[MLton] hash-set.sml low level points
Stephen Weeks
MLton@mlton.org
Tue, 13 Jul 2004 17:30:26 -0700
> I was looking at hash-set.sml in mlton/lib/mlton/basic and noticed a few
> strange things:
>
> In newOfSize, it isn't correct to have the multiplication by 4 done on words
> because then an overflow will not be detected.
True.
> I would think that the line should change from
>
> { hash = hash,
> numBuckets = 0w4 * Word.roundUpToPowerOfTwo (Word.fromInt size) }
>
> to
>
> { hash = hash,
> numBuckets = Word.roundUpToPowerOfTwo (Word.fromInt (4 * size)) }
This doesn't quite fix it, because Word.roundUpToPowerOfTwo may miss
an overflow as well. I fixed things by making all the computations on
integers.
> In fromList, the function body passed in the second arg to List.foreach is of
> the form
>
> (ignore (...); ())
>
> Clearly this is redundant. (I would say just use ignore to get the unit
> value.)
Yep. Fixed.
> For the stats', if you want the avg to be the expected number of times
> equality is checked on lookups, then that is not the average size of a
> bucket, but, assuming that all keys are equally likely, the avergae size^2/2.

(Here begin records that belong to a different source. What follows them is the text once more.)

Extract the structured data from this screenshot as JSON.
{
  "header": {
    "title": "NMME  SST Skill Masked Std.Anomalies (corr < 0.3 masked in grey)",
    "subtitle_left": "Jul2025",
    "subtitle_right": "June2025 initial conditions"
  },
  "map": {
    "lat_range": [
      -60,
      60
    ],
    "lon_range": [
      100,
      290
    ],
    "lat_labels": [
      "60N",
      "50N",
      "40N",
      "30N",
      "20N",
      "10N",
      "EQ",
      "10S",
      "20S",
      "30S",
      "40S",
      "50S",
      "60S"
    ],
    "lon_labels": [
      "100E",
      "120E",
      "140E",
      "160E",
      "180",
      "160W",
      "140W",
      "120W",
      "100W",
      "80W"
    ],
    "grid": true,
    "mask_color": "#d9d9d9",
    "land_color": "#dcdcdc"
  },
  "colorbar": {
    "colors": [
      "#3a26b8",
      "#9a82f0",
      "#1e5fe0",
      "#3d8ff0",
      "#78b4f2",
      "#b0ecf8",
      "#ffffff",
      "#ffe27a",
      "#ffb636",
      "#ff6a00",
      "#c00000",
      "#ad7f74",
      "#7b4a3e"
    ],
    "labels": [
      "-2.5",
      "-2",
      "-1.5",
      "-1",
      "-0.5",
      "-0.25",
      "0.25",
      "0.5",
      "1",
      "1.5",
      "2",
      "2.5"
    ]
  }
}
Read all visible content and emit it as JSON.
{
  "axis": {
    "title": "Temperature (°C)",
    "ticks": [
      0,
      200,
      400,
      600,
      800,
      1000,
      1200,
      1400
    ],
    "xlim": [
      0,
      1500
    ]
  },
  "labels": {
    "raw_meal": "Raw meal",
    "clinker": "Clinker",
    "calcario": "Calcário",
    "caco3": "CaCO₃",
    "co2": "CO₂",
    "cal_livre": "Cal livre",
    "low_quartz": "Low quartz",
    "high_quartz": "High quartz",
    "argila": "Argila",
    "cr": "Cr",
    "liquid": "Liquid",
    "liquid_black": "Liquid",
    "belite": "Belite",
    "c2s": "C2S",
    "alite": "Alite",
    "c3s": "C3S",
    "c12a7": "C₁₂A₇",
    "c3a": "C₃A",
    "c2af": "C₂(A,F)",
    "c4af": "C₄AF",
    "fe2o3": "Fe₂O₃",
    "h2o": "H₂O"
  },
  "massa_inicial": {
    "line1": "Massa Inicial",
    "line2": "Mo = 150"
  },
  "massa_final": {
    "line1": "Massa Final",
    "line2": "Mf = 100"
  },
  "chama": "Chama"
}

> Isn't this what people really care about?
Dunno. If I were to publicize this interface, I would make sure
to expose enough so that people could compute whatever stats they
want. I have no objection to you adding another field to the stats
with what you want.
> Finally, I'm curious that you make the table size so big (4 times the number
> of elements.
No good reason.
> Obviously the optimal value all depends on how expensive testing for
> key equality is, but I would guess that it is almost always very
> quick. Even in cases where general equality can be expensive, it
> tends not to be in the hash table because you only compare it
> against other items with the same hash (mod the table size), so
> often the test is very fast. E.g., for strings, the sizes or first
> few characters are often different.
Agreed.
> I wonder what happens if you replace the 4 by 1 (which is what I
> typically use) in a self compile.
I await the results of your experiment.
> It is a bit also a bit strange that tables are never shrunk,
> although it all depends on how much you remove elements.
Yeah. HashSet.remove is used only once in MLton, so I've never been
motivated to fix it. I would be happy to see it fixed.